3. No way to cheat. I know, I know — YOU would never use one of those anagram solvers while playing Words with Friends, or watch the walkthrough videos for Angry Birds or tower defense games. But a whole lot of people do. And cheating plays a big part in keeping people engaged with the game. This has always been true for some video games; for example, if there hadn’t been cheat books (“strategy guides”) when I played Myst as a kid, I would have wandered around that damn island for an hour and gotten nowhere, then tossed the CD-ROM back on the shelf. And if I hadn’t used a walkthrough video when I got stuck on an occasional Angry Birds level (or given it to my younger brothers to beat it for me) I probably would have quickly given up on that too.
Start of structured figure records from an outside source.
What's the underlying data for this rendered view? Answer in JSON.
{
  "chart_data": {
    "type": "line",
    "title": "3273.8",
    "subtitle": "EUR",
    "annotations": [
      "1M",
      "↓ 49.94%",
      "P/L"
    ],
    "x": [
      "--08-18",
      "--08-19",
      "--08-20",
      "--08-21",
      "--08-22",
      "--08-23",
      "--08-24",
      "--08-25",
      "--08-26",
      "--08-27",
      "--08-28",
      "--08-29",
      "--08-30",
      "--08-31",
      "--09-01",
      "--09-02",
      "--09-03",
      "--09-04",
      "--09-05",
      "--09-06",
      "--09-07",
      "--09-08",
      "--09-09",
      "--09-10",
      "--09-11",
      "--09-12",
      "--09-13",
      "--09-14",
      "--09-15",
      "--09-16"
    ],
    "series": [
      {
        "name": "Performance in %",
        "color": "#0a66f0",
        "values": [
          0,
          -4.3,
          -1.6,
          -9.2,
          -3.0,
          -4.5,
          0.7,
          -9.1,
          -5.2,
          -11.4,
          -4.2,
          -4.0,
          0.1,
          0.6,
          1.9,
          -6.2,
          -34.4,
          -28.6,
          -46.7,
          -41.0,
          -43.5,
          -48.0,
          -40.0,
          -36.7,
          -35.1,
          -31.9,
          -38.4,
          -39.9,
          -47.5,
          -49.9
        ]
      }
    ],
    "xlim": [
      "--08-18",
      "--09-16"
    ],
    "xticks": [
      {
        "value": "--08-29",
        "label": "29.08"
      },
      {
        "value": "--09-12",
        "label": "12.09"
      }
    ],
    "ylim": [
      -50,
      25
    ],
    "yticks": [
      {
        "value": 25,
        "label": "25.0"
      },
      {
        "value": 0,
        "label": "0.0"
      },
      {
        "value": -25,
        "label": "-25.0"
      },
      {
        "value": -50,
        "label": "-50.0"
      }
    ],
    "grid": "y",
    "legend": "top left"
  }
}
Cheating at Scrabble games feels like a more grave offense, but for the people I’ve known who admit to doing it, it’s often a way to level the playing field with friends who are better than them, and without it they’d probably get discouraged and stop playing. (Hmm, if only there was another way…) Personally I don’t cheat in Words with Friends, but in the German Scrabble app that I’ve recently found, I have no qualms about handing my phone to German friends for help.

But I wouldn’t let someone else play for me at Math Workout and then enter my own initials on the high scores list. That would feel like an outright lie. And short of actually writing your own “bot” software to rapidly answer the questions for you (and I won’t say that I’ve never, in my darkest moments, suspected people of doing this), there’s really no other way to cheat. There’s no language, culture or age advantage: it’s just a matter of how fast you can do basic math. This purely level playing field is probably one reason it wouldn’t work as a “social” game — it would seem too self-aggrandizing to play it with friends, almost like you were comparing your raw brainpower. But against strangers, it makes things somehow more real. I may not want to believe that “eddy from FR” got that 45 second time, but on some basic level I have to accept it. Even if they got a friend to do it, what’s the difference if a stranger’s friend was faster than me rather than a stranger? And if people persist in doubting them, they may even post the whole thing to Youtube.

Of course, leaving out these features also makes the app much easier to write, support and maintain. And it’s a pretty basic piece of software. But with a million downloads for the free version and tens of thousands for the paid one (and the iphone version not even out yet), I’m sure it’s outperforming hundreds of more complex, “professional” apps.

Take another look at that Youtube link. That’s 160,000 views and counting for someone doing math. Which should be a reminder that there are many different ways a game can be engaging, and the currently dominant Zynga-type games are only taking advantage of a few of them.